Mulher denuncia estupro por ex-parceiro policial e acaba no banco dos réus no Reino Unido
Quando Ruth, nome fictício para proteger sua identidade, entrou em uma delegacia no Reino Unido para denunciar que havia sido estuprada por seu ex-parceiro, ela não imaginava que sua busca por justiça a levaria ao banco dos réus como ré. A mulher, que sofreu abuso sexual, acabou sendo acusada pela polícia de fazer uma falsa denúncia de estupro, foi indiciada e enfrentou um julgamento que durou anos antes de finalmente ser absolvida.
Da vítima à ré: o início de uma batalha judicial
Ruth fez a denúncia do suposto estupro no início de 2020, sete meses após o término de seu relacionamento com um policial da Polícia de West Midlands. O dia da agressão foi a última vez que os dois se viram. "Senti que, se eu não denunciasse, não conseguiria mais seguir com a minha vida", relatou Ruth à BBC. Embora o homem acusado não tenha sido indiciado por crime algum, Ruth passou a responder à acusação de obstrução da justiça, um delito que pode resultar em pena máxima de prisão perpétua.
No Reino Unido, apenas um "número extremamente pequeno" de pessoas é processado a cada ano por fazer falsas acusações de estupro, segundo o Crown Prosecution Service (CPS). Os dados oficiais mais recentes, de mais de uma década atrás, mostram que houve 5.651 processos por estupro na Inglaterra e no País de Gales durante 17 meses em 2011–2012, em comparação com apenas 35 processos por falsas acusações de estupro.
O caso e as provas controversas
O relacionamento de Ruth com o homem que ela acusou foi breve, mas intenso, terminando no verão de 2019 após um encontro sexual doloroso que ela alegou ter sido um estupro. Ruth havia concordado, com relutância, em praticar um ato sexual específico, mas impôs condições, incluindo que o parceiro parasse se ela dissesse que estava doendo. Ela afirma que retirou explicitamente o consentimento durante a relação, mas seu parceiro não parou.

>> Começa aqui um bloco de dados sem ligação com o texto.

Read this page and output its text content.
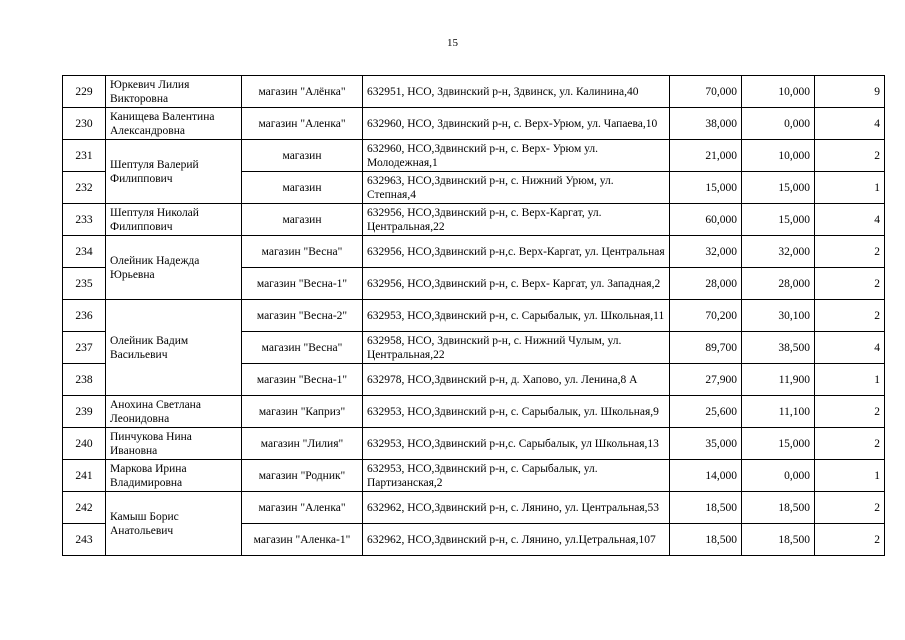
15
229	Юркевич Лилия Викторовна	магазин "Алёнка"	632951, НСО, Здвинский р-н, Здвинск, ул. Калинина,40	70,000	10,000	9
230	Канищева Валентина Александровна	магазин "Аленка"	632960, НСО, Здвинский р-н, с. Верх-Урюм, ул. Чапаева,10	38,000	0,000	4
231	Шептуля Валерий Филиппович	магазин	632960, НСО,Здвинский р-н, с. Верх- Урюм ул. Молодежная,1	21,000	10,000	2
232		магазин	632963, НСО,Здвинский р-н, с. Нижний Урюм, ул. Степная,4	15,000	15,000	1
233	Шептуля Николай Филиппович	магазин	632956, НСО,Здвинский р-н, с. Верх-Каргат, ул. Центральная,22	60,000	15,000	4
234	Олейник Надежда Юрьевна	магазин "Весна"	632956, НСО,Здвинский р-н,с. Верх-Каргат, ул. Центральная	32,000	32,000	2
235		магазин "Весна-1"	632956, НСО,Здвинский р-н, с. Верх- Каргат, ул. Западная,2	28,000	28,000	2
236	Олейник Вадим Васильевич	магазин "Весна-2"	632953, НСО,Здвинский р-н, с. Сарыбалык, ул. Школьная,11	70,200	30,100	2
237		магазин "Весна"	632958, НСО, Здвинский р-н, с. Нижний Чулым, ул. Центральная,22	89,700	38,500	4
238		магазин "Весна-1"	632978, НСО,Здвинский р-н, д. Хапово, ул. Ленина,8 А	27,900	11,900	1
239	Анохина Светлана Леонидовна	магазин "Каприз"	632953, НСО,Здвинский р-н, с. Сарыбалык, ул. Школьная,9	25,600	11,100	2
240	Пинчукова Нина Ивановна	магазин "Лилия"	632953, НСО,Здвинский р-н,с. Сарыбалык, ул Школьная,13	35,000	15,000	2
241	Маркова Ирина Владимировна	магазин "Родник"	632953, НСО,Здвинский р-н, с. Сарыбалык, ул. Партизанская,2	14,000	0,000	1
242	Камыш Борис Анатольевич	магазин "Аленка"	632962, НСО,Здвинский р-н, с. Лянино, ул. Центральная,53	18,500	18,500	2
243		магазин "Аленка-1"	632962, НСО,Здвинский р-н, с. Лянино, ул.Цетральная,107	18,500	18,500	2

Após o incidente, Ruth procurou atendimento médico e foi encaminhada ao hospital para coleta de amostras. Meses depois, enfrentando dificuldades em um novo relacionamento, ela decidiu fazer uma denúncia formal à Polícia de Warwickshire. O ex-parceiro, um policial suspenso com salário integral, negou as acusações e apresentou como prova um arquivo de áudio que havia gravado secretamente durante a relação, alegando que demonstrava consentimento.
A virada no julgamento: a gravação revelada
Durante o julgamento de Ruth, iniciado em abril de 2023, os advogados de acusação basearam-se na gravação e em mensagens de texto para argumentar que ela mentia. No entanto, quando a defesa reproduziu o áudio no tribunal, ficou claro que Ruth podia ser ouvida dizendo que estava com dor e falando "não" e "tira isso". Os sons de risadas e prazer, que os investigadores atribuíram a ela, na verdade vinham de um filme pornográfico reproduzido ao fundo.
"De repente, o clima da sala mudou completamente", recorda Ruth. A advogada de defesa, Sophie Murray, descreveu o momento como "provavelmente um dos mais difíceis da minha carreira". A defesa argumentou que o "consentimento condicional" de Ruth havia sido violado, um princípio estabelecido pela Lei de Crimes Sexuais de 2003 do Reino Unido.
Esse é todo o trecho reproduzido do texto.